Moreover, how does one interpret the components $A^i$? Are these the individual numbers in the matrix representation of the Lie algebra element?
Best Answer
Nice job of carefully unwinding all the definitions. But I think at one of the last steps you have an error and so the conclusion that the diff eq is $$ \dot{\gamma}^i = A^i $$ isn't quite right (or maybe I don't understand the notation, e.g. $A^i$) - The RHS is independent of g, the LHS depends on g (it is the tangent vector to $\gamma$ at $g$). I think the error arises on the RHS in the equation $$ A^i \partial_i (f\circ l_g\circ x^{-1})(x(e)) = A^i \left(\frac{\partial f}{\partial x^i}\right)_g $$ ... on LHS you have the derivative of the group action, whereas on the RHS you are not - I'm not explaining that well and so a simple example will illustrate:
Consider two different Lie Groups $G_1=\mathbb{R}$ under addition and $G_2=\mathbb{R}^*$ under multiplication.
Then for $G_1$, $l_g(x)=g+x$, and if $A=a \frac{\partial}{\partial x}\vert_e$ for some $a \in \mathbb{R}$ and $g=\gamma(\lambda)$, then the diff eq is $$\frac{d}{dt}(f\circ \gamma)\Big\vert_{t=\lambda} = A(f\circ l_g)\Big\vert_e = a \frac{\partial}{\partial x}(f(g+x))\Big\vert_{x=0} $$ Taking $f=x$ (the usual coordinate chart of $\mathbb{R}$) we get $$\frac{d}{dt}\gamma(t) \Big\vert_{t=\lambda} = a \frac{\partial}{\partial x}(g+x)\Big\vert_{x=0}= a \cdot 1 $$, and so the DE is $$\frac{d\gamma}{d t } =a$$ which has the solution $$\gamma(t)=at$$ and the Lie Group 'exponential' for $(\mathbb{R}, +)$ is $$\text{exp}(at)=at$$in this case ... but there is no exponential function at all! So I never liked that this map was called $\text{exp}$.

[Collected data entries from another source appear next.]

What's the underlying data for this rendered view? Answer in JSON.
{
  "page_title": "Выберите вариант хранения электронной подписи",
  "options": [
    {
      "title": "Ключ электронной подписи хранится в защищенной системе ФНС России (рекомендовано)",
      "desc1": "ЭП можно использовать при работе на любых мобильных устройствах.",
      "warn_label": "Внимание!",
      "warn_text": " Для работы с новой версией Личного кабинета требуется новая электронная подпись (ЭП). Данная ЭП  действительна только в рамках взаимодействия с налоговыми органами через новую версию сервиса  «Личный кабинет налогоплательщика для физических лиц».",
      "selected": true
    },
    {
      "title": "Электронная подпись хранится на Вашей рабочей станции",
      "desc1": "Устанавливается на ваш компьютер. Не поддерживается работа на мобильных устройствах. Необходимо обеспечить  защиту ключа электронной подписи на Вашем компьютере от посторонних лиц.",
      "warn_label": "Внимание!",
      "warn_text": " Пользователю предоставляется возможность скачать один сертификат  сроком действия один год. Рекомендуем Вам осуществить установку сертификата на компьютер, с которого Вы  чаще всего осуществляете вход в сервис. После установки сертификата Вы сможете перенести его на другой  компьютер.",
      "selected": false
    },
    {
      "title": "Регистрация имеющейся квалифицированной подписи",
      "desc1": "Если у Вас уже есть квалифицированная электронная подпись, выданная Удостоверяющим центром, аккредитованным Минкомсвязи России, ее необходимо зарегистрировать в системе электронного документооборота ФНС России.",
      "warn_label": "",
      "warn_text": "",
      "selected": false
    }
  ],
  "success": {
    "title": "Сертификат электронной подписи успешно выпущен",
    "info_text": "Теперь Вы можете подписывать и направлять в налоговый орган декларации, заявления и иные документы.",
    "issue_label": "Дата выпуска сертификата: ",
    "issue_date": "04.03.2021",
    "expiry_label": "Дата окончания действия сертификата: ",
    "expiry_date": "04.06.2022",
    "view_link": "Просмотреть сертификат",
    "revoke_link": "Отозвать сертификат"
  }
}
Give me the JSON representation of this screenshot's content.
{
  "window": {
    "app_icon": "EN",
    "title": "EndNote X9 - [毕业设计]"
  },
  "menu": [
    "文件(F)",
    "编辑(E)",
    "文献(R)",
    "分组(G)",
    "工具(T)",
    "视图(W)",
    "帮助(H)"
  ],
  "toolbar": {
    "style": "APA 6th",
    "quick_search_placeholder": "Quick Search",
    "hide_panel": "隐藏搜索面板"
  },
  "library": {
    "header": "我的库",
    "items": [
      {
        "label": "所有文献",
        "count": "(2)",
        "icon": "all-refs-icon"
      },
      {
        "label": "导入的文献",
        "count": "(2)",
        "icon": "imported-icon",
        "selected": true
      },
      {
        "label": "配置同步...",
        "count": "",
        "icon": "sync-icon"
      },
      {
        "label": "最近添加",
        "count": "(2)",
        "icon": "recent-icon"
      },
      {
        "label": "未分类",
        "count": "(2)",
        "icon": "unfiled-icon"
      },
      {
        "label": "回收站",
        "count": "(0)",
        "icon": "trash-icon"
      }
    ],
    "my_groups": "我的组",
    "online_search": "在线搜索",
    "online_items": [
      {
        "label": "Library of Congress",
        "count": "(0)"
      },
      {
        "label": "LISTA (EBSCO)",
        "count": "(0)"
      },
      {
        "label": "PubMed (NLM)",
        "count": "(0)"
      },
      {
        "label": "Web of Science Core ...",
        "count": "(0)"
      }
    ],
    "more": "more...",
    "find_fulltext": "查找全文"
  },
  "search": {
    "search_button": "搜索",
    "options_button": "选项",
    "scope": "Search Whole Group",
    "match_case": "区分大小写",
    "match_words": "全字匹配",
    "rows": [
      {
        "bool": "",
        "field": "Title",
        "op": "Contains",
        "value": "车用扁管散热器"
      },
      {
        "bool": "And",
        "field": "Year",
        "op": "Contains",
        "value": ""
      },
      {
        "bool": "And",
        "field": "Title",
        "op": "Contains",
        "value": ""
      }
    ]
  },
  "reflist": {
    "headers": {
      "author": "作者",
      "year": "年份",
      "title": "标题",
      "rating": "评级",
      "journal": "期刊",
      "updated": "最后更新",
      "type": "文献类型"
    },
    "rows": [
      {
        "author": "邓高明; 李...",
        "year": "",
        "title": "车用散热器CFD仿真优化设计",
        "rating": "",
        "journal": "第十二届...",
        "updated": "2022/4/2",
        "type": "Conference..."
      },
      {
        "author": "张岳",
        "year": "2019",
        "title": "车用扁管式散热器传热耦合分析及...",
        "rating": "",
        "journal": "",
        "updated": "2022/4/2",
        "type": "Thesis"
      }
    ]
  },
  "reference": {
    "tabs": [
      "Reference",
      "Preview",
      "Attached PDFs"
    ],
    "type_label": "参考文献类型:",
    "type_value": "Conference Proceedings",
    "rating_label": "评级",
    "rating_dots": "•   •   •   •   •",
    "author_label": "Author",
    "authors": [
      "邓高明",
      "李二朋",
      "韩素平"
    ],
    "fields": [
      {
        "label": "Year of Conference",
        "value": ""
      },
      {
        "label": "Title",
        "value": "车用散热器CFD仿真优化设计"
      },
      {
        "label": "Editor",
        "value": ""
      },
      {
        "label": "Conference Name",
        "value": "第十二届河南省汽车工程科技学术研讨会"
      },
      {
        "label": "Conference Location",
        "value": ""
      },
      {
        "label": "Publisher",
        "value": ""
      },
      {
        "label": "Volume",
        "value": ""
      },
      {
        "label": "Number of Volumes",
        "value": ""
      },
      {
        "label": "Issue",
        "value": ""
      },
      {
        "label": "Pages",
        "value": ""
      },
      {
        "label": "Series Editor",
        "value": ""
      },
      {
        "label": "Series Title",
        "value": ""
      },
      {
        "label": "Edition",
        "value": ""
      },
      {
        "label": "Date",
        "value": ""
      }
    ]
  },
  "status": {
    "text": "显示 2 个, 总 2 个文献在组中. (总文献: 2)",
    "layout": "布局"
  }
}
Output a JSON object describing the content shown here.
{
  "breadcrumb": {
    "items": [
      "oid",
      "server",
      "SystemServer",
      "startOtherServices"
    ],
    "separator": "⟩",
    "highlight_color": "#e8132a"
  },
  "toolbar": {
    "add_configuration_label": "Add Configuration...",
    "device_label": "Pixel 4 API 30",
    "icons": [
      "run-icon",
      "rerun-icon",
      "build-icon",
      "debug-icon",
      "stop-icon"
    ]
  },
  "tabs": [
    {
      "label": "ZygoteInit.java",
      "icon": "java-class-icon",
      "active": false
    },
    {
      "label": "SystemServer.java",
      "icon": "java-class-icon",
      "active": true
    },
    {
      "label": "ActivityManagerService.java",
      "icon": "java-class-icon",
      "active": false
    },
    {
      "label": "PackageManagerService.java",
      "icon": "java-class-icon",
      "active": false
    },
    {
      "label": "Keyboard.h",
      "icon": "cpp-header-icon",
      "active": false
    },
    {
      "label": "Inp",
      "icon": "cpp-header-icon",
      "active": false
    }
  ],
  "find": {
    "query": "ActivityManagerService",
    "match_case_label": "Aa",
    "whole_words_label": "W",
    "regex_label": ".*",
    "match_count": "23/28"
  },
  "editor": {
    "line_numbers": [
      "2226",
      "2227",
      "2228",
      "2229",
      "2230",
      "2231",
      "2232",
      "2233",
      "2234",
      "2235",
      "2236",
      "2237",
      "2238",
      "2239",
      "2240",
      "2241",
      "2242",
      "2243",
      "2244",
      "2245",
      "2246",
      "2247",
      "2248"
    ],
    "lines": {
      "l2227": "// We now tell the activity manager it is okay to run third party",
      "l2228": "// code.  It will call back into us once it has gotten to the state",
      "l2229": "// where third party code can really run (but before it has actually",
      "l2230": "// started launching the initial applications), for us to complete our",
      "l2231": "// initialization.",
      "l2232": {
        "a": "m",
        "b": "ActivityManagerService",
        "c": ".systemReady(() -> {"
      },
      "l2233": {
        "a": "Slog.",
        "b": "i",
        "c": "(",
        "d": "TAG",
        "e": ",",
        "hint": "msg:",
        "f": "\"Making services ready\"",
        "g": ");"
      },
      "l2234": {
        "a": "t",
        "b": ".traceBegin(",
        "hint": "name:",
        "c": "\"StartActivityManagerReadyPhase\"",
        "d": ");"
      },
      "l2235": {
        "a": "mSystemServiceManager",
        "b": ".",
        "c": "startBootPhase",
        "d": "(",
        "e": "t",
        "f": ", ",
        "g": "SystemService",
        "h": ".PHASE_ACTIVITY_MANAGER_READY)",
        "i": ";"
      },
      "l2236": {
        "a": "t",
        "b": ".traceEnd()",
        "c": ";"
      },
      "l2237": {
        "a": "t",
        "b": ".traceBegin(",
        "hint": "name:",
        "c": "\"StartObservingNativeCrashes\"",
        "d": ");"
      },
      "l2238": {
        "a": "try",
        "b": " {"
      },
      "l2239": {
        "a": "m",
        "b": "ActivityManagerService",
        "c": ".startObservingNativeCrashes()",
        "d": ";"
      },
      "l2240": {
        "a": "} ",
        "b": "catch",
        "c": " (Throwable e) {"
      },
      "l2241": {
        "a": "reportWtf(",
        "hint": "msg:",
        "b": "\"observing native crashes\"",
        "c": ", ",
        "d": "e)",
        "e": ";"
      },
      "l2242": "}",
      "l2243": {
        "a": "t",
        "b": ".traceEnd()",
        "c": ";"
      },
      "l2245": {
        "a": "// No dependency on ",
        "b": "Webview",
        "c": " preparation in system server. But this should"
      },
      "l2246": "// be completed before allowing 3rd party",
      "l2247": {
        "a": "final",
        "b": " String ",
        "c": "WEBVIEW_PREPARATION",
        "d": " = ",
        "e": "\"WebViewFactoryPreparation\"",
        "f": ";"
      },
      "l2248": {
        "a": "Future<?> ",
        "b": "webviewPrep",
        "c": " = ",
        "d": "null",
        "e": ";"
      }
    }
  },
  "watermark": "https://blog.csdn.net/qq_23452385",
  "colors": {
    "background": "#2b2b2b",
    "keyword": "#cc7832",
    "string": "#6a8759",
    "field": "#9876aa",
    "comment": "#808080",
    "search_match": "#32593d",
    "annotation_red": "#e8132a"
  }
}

Now for $G_2=\mathbb{R}^*=\text{GL}_1(\mathbb{R})$, $l_g(x)=gx$, and if $A=a \frac{\partial}{\partial x}\vert_e$ for some $a \in \mathbb{R}$ and $g=\gamma(\lambda)$, then the diff eq is $$\frac{d}{dt}(f\circ \gamma)\Big\vert_{t=\lambda} = A(f\circ l_g)\Big\vert_e = a \frac{\partial}{\partial x}(f(gx))\Big\vert_{x=1} $$ Taking $f=x$ (the usual coordinate chart of $\mathbb{R}$) we get $$\frac{d}{dt}\gamma(t) \Big\vert_{t=\lambda} = a \frac{\partial}{\partial x}(gx)\Big\vert_{x=1}= a \cdot g $$, and since $g=\gamma(t)$ so the DE is $$\frac{d\gamma}{d t } =a\gamma(t)$$ which has the solution $$\gamma^A(t)=e^{at}$$ and the Lie Group exponential for $\text{GL}_1(\mathbb{R})$ $$\text{exp}(at)=e^{at}$$in this case. As Qiaochu Yuan points out in the comments, for $GL_n$, we get the matrix exponential (for example by a souped-up version of this argument (which is the $n=1$ case)).